First, the Japanese equity market fell sharply as investigators swooped on one of the market's high-flying internet companies, Livedoor.
Livedoor had become a symbol of a new generation of entrepreneurs who were prepared to challenge the status quo. Many investors bought into Livedoor hoping that it would eventually become the Google or Yahoo of Japan.
Such expectations suddenly crashed when it was revealed that Livedoor executives were suspected of violating securities exchange laws by window-dressing accounts of group companies, and providing false information to manipulate the market.
The news led to such a surge in the volume of selling orders across the market that the Tokyo stock exchange had to close the market early on the day. The Tokyo market has since recovered but the sudden rise in daily volatility has reminded investors of the risks of investing in Japan.

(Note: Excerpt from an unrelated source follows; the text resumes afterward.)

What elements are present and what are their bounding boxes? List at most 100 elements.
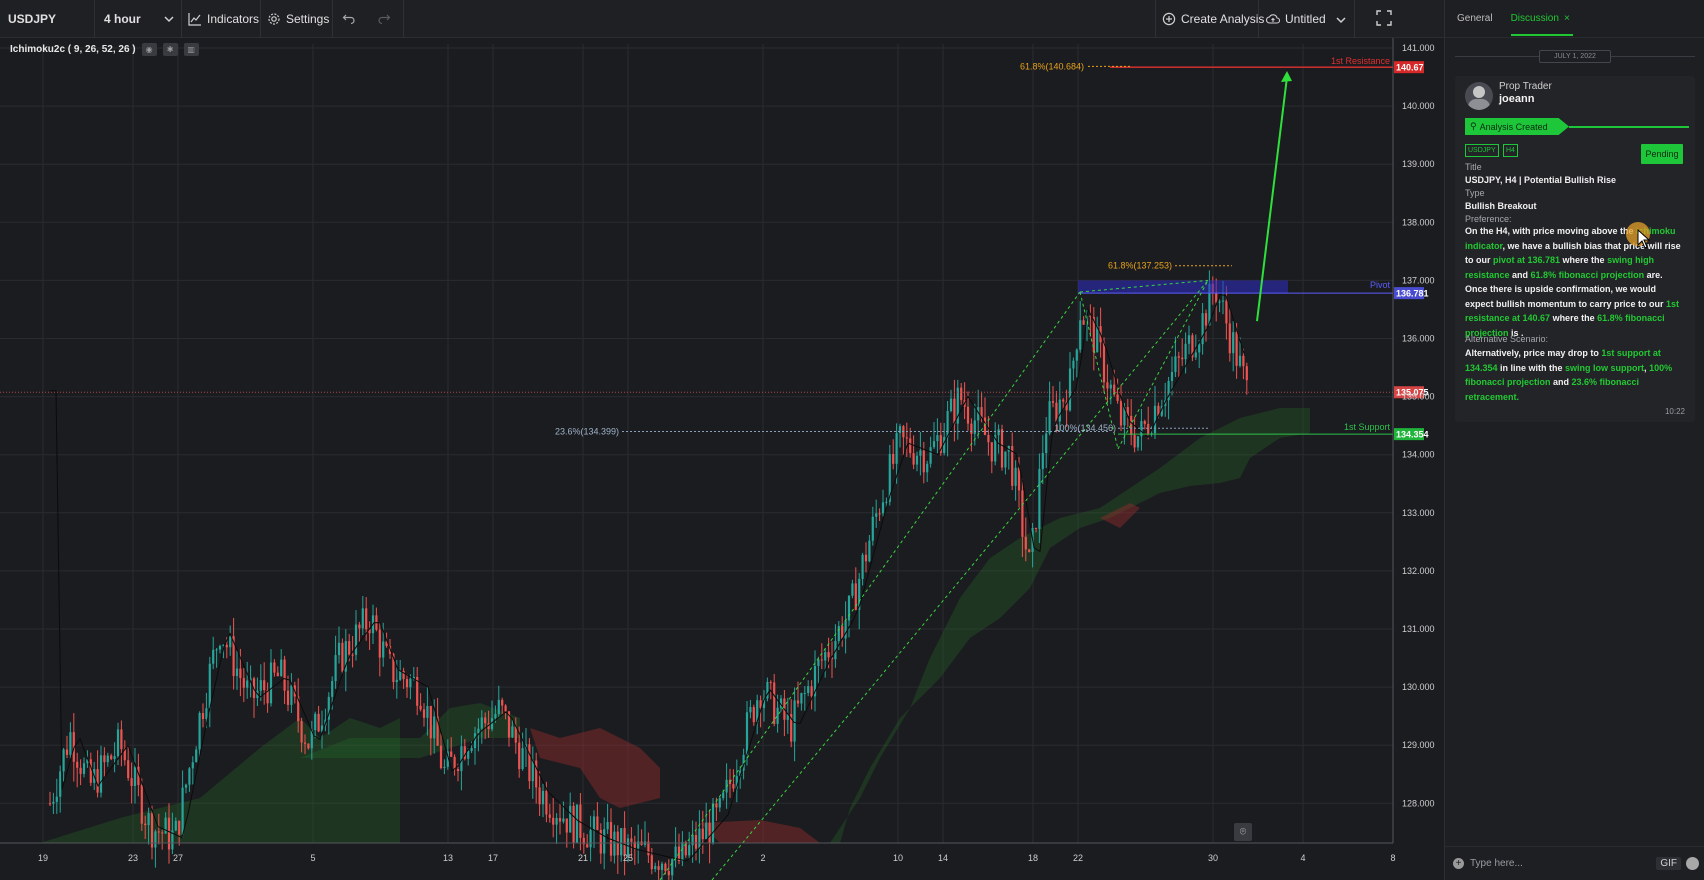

On Wall Street, investors and analysts are currently far more concerned with trends in US corporate profits. Most US companies continue to perform very well, but there is a growing belief that profit growth in 2006 may not be as good as previously expected.

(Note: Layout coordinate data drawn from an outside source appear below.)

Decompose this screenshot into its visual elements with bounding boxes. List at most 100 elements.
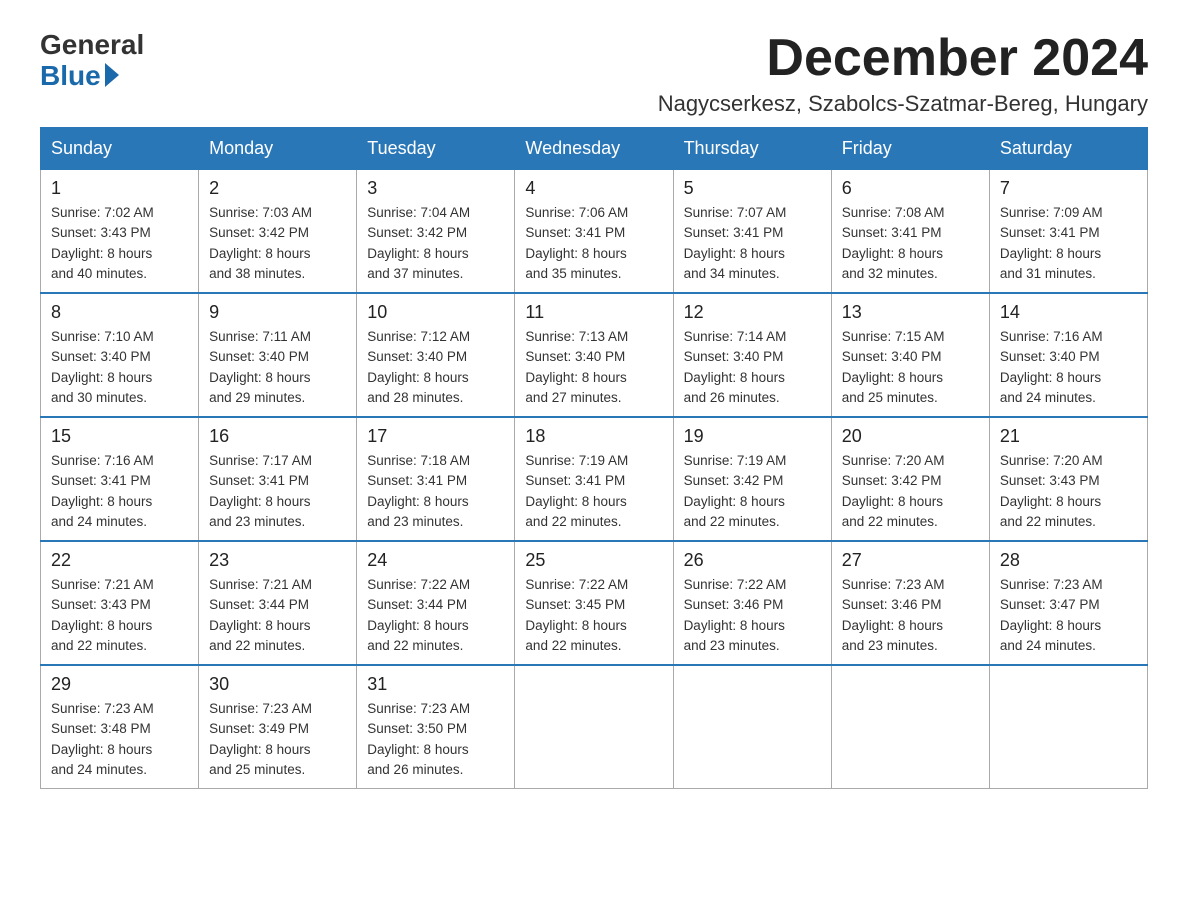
day-info: Sunrise: 7:03 AMSunset: 3:42 PMDaylight:… [209,203,346,284]
day-info: Sunrise: 7:23 AMSunset: 3:48 PMDaylight:… [51,699,188,780]
calendar-cell [673,665,831,789]
day-info: Sunrise: 7:02 AMSunset: 3:43 PMDaylight:… [51,203,188,284]
day-number: 1 [51,178,188,199]
day-info: Sunrise: 7:23 AMSunset: 3:47 PMDaylight:… [1000,575,1137,656]
day-number: 28 [1000,550,1137,571]
day-info: Sunrise: 7:23 AMSunset: 3:46 PMDaylight:… [842,575,979,656]
calendar-header: SundayMondayTuesdayWednesdayThursdayFrid… [41,128,1148,170]
day-number: 31 [367,674,504,695]
day-info: Sunrise: 7:16 AMSunset: 3:40 PMDaylight:… [1000,327,1137,408]
day-of-week-wednesday: Wednesday [515,128,673,170]
day-number: 11 [525,302,662,323]
calendar-cell: 13 Sunrise: 7:15 AMSunset: 3:40 PMDayligh… [831,293,989,417]
calendar-cell: 3Sunrise: 7:04 AMSunset: 3:42 PMDaylight… [357,170,515,294]
calendar-cell: 6 Sunrise: 7:08 AMSunset: 3:41 PMDaylight… [831,170,989,294]
logo-triangle-icon [105,63,119,87]
day-info: Sunrise: 7:23 AMSunset: 3:49 PMDaylight:… [209,699,346,780]
day-info: Sunrise: 7:11 AMSunset: 3:40 PMDaylight:… [209,327,346,408]
calendar-cell: 31Sunrise: 7:23 AMSunset: 3:50 PMDayligh… [357,665,515,789]
calendar-cell: 25 Sunrise: 7:22 AMSunset: 3:45 PMDayligh… [515,541,673,665]
day-number: 4 [525,178,662,199]
day-number: 21 [1000,426,1137,447]
day-info: Sunrise: 7:12 AMSunset: 3:40 PMDaylight:… [367,327,504,408]
day-info: Sunrise: 7:21 AMSunset: 3:44 PMDaylight:… [209,575,346,656]
calendar-week-2: 8Sunrise: 7:10 AMSunset: 3:40 PMDaylight… [41,293,1148,417]
calendar-cell: 10 Sunrise: 7:12 AMSunset: 3:40 PMDayligh… [357,293,515,417]
day-of-week-tuesday: Tuesday [357,128,515,170]
calendar-week-5: 29Sunrise: 7:23 AMSunset: 3:48 PMDayligh… [41,665,1148,789]
day-info: Sunrise: 7:19 AMSunset: 3:41 PMDaylight:… [525,451,662,532]
day-info: Sunrise: 7:14 AMSunset: 3:40 PMDaylight:… [684,327,821,408]
calendar-cell: 23Sunrise: 7:21 AMSunset: 3:44 PMDayligh… [199,541,357,665]
calendar-cell: 24 Sunrise: 7:22 AMSunset: 3:44 PMDayligh… [357,541,515,665]
day-number: 27 [842,550,979,571]
day-number: 24 [367,550,504,571]
calendar-cell [831,665,989,789]
day-info: Sunrise: 7:21 AMSunset: 3:43 PMDaylight:… [51,575,188,656]
location-title: Nagycserkesz, Szabolcs-Szatmar-Bereg, Hu… [658,91,1148,117]
day-info: Sunrise: 7:09 AMSunset: 3:41 PMDaylight:… [1000,203,1137,284]
day-info: Sunrise: 7:22 AMSunset: 3:45 PMDaylight:… [525,575,662,656]
day-number: 13 [842,302,979,323]
day-number: 10 [367,302,504,323]
calendar-cell: 14Sunrise: 7:16 AMSunset: 3:40 PMDayligh… [989,293,1147,417]
calendar-cell: 29Sunrise: 7:23 AMSunset: 3:48 PMDayligh… [41,665,199,789]
day-number: 6 [842,178,979,199]
logo-blue-text: Blue [40,61,144,92]
day-info: Sunrise: 7:22 AMSunset: 3:46 PMDaylight:… [684,575,821,656]
day-number: 26 [684,550,821,571]
day-info: Sunrise: 7:04 AMSunset: 3:42 PMDaylight:… [367,203,504,284]
month-title: December 2024 [658,30,1148,87]
day-info: Sunrise: 7:07 AMSunset: 3:41 PMDaylight:… [684,203,821,284]
calendar-cell: 9 Sunrise: 7:11 AMSunset: 3:40 PMDaylight… [199,293,357,417]
day-number: 5 [684,178,821,199]
calendar-cell: 26 Sunrise: 7:22 AMSunset: 3:46 PMDayligh… [673,541,831,665]
day-number: 19 [684,426,821,447]
day-info: Sunrise: 7:15 AMSunset: 3:40 PMDaylight:… [842,327,979,408]
calendar-cell: 2Sunrise: 7:03 AMSunset: 3:42 PMDaylight… [199,170,357,294]
day-number: 18 [525,426,662,447]
calendar-cell: 15 Sunrise: 7:16 AMSunset: 3:41 PMDayligh… [41,417,199,541]
day-number: 12 [684,302,821,323]
title-block: December 2024 Nagycserkesz, Szabolcs-Sza… [658,30,1148,117]
logo-general-text: General [40,30,144,61]
day-info: Sunrise: 7:20 AMSunset: 3:43 PMDaylight:… [1000,451,1137,532]
day-info: Sunrise: 7:19 AMSunset: 3:42 PMDaylight:… [684,451,821,532]
day-info: Sunrise: 7:16 AMSunset: 3:41 PMDaylight:… [51,451,188,532]
logo: General Blue [40,30,144,92]
calendar-cell [515,665,673,789]
calendar-cell: 22 Sunrise: 7:21 AMSunset: 3:43 PMDayligh… [41,541,199,665]
calendar-cell: 11 Sunrise: 7:13 AMSunset: 3:40 PMDayligh… [515,293,673,417]
day-info: Sunrise: 7:06 AMSunset: 3:41 PMDaylight:… [525,203,662,284]
day-info: Sunrise: 7:20 AMSunset: 3:42 PMDaylight:… [842,451,979,532]
day-info: Sunrise: 7:13 AMSunset: 3:40 PMDaylight:… [525,327,662,408]
day-of-week-saturday: Saturday [989,128,1147,170]
calendar-cell: 1 Sunrise: 7:02 AMSunset: 3:43 PMDaylight… [41,170,199,294]
day-number: 16 [209,426,346,447]
calendar-body: 1 Sunrise: 7:02 AMSunset: 3:43 PMDaylight… [41,170,1148,789]
calendar-cell: 4 Sunrise: 7:06 AMSunset: 3:41 PMDaylight… [515,170,673,294]
calendar-week-4: 22 Sunrise: 7:21 AMSunset: 3:43 PMDayligh… [41,541,1148,665]
calendar-table: SundayMondayTuesdayWednesdayThursdayFrid… [40,127,1148,789]
day-info: Sunrise: 7:18 AMSunset: 3:41 PMDaylight:… [367,451,504,532]
day-of-week-thursday: Thursday [673,128,831,170]
day-info: Sunrise: 7:22 AMSunset: 3:44 PMDaylight:… [367,575,504,656]
day-number: 30 [209,674,346,695]
day-number: 25 [525,550,662,571]
day-number: 22 [51,550,188,571]
day-number: 7 [1000,178,1137,199]
day-of-week-monday: Monday [199,128,357,170]
calendar-cell: 7 Sunrise: 7:09 AMSunset: 3:41 PMDaylight… [989,170,1147,294]
calendar-cell: 30 Sunrise: 7:23 AMSunset: 3:49 PMDayligh… [199,665,357,789]
day-info: Sunrise: 7:17 AMSunset: 3:41 PMDaylight:… [209,451,346,532]
calendar-cell: 5 Sunrise: 7:07 AMSunset: 3:41 PMDaylight… [673,170,831,294]
day-number: 15 [51,426,188,447]
calendar-cell: 19 Sunrise: 7:19 AMSunset: 3:42 PMDayligh… [673,417,831,541]
day-number: 20 [842,426,979,447]
day-of-week-friday: Friday [831,128,989,170]
day-number: 17 [367,426,504,447]
day-info: Sunrise: 7:08 AMSunset: 3:41 PMDaylight:… [842,203,979,284]
calendar-week-1: 1 Sunrise: 7:02 AMSunset: 3:43 PMDaylight… [41,170,1148,294]
day-number: 9 [209,302,346,323]
calendar-cell: 21 Sunrise: 7:20 AMSunset: 3:43 PMDayligh… [989,417,1147,541]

Fourth-quarter results so far would seem to support the current level of the US equity market, but prospects for 2006 are unlikely to be good enough to justify a re-rating of the market.
Naturally, share prices in Europe and at home gave up some ground in response to the weakness in Japan and the US. However, the magnitude of these recent moves in equity markets is not particularly large.

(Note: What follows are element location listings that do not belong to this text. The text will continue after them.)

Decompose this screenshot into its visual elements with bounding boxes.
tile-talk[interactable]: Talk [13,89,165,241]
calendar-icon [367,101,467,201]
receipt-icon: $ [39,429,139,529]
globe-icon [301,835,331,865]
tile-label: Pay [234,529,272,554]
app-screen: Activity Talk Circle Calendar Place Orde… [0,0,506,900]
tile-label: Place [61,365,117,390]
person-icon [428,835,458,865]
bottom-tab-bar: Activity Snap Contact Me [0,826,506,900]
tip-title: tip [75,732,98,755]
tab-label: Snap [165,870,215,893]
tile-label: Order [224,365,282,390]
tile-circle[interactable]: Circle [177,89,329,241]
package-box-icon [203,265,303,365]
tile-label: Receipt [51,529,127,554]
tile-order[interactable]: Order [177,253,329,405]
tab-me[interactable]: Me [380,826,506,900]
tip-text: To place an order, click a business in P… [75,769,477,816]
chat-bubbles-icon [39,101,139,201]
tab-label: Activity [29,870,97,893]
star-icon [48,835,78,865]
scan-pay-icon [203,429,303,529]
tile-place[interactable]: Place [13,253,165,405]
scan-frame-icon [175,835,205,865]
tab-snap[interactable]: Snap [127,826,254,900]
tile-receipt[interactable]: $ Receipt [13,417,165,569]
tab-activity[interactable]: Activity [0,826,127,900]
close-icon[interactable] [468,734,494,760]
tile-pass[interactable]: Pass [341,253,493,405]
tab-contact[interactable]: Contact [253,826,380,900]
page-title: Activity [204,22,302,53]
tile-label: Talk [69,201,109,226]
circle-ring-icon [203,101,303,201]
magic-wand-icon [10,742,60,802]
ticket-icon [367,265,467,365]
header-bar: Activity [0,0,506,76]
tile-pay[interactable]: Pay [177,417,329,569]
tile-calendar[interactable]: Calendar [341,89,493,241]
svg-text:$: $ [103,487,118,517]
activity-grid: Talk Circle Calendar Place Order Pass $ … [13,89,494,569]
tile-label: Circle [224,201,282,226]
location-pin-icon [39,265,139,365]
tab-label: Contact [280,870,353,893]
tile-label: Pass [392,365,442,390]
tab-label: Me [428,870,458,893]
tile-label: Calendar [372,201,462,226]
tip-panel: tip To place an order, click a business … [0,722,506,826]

Market volatility declined to well below average levels in 2005, so the price volatility witnessed so far in January could be the precursor to a reversion towards more normal, and higher, levels of equity market volatility in 2006.
Although the Irish equity market may be subject to higher levels of short-term volatility in 2006 as part of a global trend, the news on the home economic front continues to get better. The most significant economic news this week was the announcement that 80,957 homes were built in the State last year, up from the 76,954 completions in 2004.
This marks the 11th consecutive year of growth and means that approximately one-third of the State's housing stock has been built over the past decade.
Despite this enormous increase in annual housing supply, there are good reasons to believe the trend will continue in 2006 and possibly into 2007. Recent evidence from building registrations indicates that 2006 is likely to be another strong year for housebuilding.
Employment continues to grow at a healthy pace and there is no sign of a slowdown in the pace of immigration.
Furthermore, the maturing of €16 billion of SSIA funds begins in May and this has the capacity to add further fuel to already strong housing demand.
Continued strength in the construction sector, and housing in particular, has positive implications for a wide range of quoted Irish companies. Financial stocks will continue to experience rapid growth in mortgage credit and associated financial products such as life insurance and property insurance.
Companies involved in supplying the building industry such as Grafton Group and Kingspan should continue to enjoy growth in their Irish divisions.
The quoted housebuilders, McInerney and Abbey, are obvious beneficiaries of the continuation of this housing boom.
The exchange's largest industrial stock, CRH, will also benefit even though Ireland now accounts only for around 11 per cent of group operating profits.
Other companies with some exposure to Irish homebuilding include DCC through its stake in Manor Park Homebuilders.
Given the underlying strength in the economy, Irish share prices should be able to sustain momentum in 2006 albeit with somewhat greater short-term volatility than experienced in 2005.